Humanities at Cornell attracted national attention recently, grabbing a $1.4 million grant from the Andrew W. Mellon Foundation. The grant will be used for postdoctoral fellowships and seminars in the humanities and social sciences.
According to Walter Cohen, vice provost and dean of the graduate school, who co-wrote the grant proposal, the money will be used to help fund approximately 24 postdoctoral fellowships over the next five years.
“We are advertising for four [postdoctoral fellows] next year,” Cohen said.
Many of the fellowships are expected to be in core liberal arts programs of english, history and government.
The grant proposal was written by Cohen and Provost Carolyn A. (Biddy) Martin after months of discussion with Cornell administrators beginning last semester. President Hunter R. Rawlings III, Philip E. Lewis, the Harold A. Tanner Dean of the College of Arts and Sciences, and Jonathan Culler, senior associate dean of Arts and Sciences were among those involved.
The grant will have a number of benefits for both the postdoctoral fellows and the University. According to Cohen, postdoctoral fellows will have a chance to enhance their career by continuing their research, doing more teaching and having intellectual contact with faculty. At the same time, Cohen said that the University will benefit from teaching and the “young bright vitality” of the postdoctoral fellows.
“The postdocs might teach a Freshmen Writing Seminar that a professor drops,” Culler said.
“[They] might teach a course to make up for it, but not necessarily the same course,” he added.
With postdoctoral fellows doing some teaching, professors will then have more time to do research and attend the seminars that are part of the grant proposal.
The theme of next year’s seminars will be “Race and Ethnicity in the Study of America,” Cohen said. In subsequent years, the seminars will focus on ethics and visual studies.

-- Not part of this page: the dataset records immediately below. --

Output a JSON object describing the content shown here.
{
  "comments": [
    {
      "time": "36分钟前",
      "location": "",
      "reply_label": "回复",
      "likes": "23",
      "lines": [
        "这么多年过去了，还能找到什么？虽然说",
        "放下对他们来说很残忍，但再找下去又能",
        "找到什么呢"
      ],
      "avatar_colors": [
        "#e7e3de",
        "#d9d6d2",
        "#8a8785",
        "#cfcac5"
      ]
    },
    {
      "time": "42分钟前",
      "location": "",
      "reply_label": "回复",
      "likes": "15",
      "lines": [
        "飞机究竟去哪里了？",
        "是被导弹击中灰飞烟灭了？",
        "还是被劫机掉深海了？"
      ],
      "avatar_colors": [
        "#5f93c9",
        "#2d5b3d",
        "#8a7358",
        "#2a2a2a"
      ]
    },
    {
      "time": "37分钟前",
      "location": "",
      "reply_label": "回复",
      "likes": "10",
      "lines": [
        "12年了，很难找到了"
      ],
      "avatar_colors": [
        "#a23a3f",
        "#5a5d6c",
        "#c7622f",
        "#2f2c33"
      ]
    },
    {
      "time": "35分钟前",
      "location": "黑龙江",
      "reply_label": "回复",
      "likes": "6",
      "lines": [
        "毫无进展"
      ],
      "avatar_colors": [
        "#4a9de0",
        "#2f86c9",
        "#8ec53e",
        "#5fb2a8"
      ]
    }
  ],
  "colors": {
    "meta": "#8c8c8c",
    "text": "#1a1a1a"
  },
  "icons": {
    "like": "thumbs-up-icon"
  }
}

These seminars will meet weekly and will be attended by postdoctoral fellows, professors and administrators, including Rawlings, Martin and Cohen.
About a dozen faculty members from various disciplines will participate in the series each year, Culler noted.
“It will certainly be an opportunity for faculty members to learn about new topics. In due course, they [students] will have faculty who will offer courses on new topics,” Lewis said.
“This is exactly what students should want,” he added.
By combining disciplinary and interdisciplinary thinking, Cohen said that the faculty will also be able to do better research.
“If we let them think, we will enhance their skills,” Cohen said. “It’s just a chance to make ourselves better.”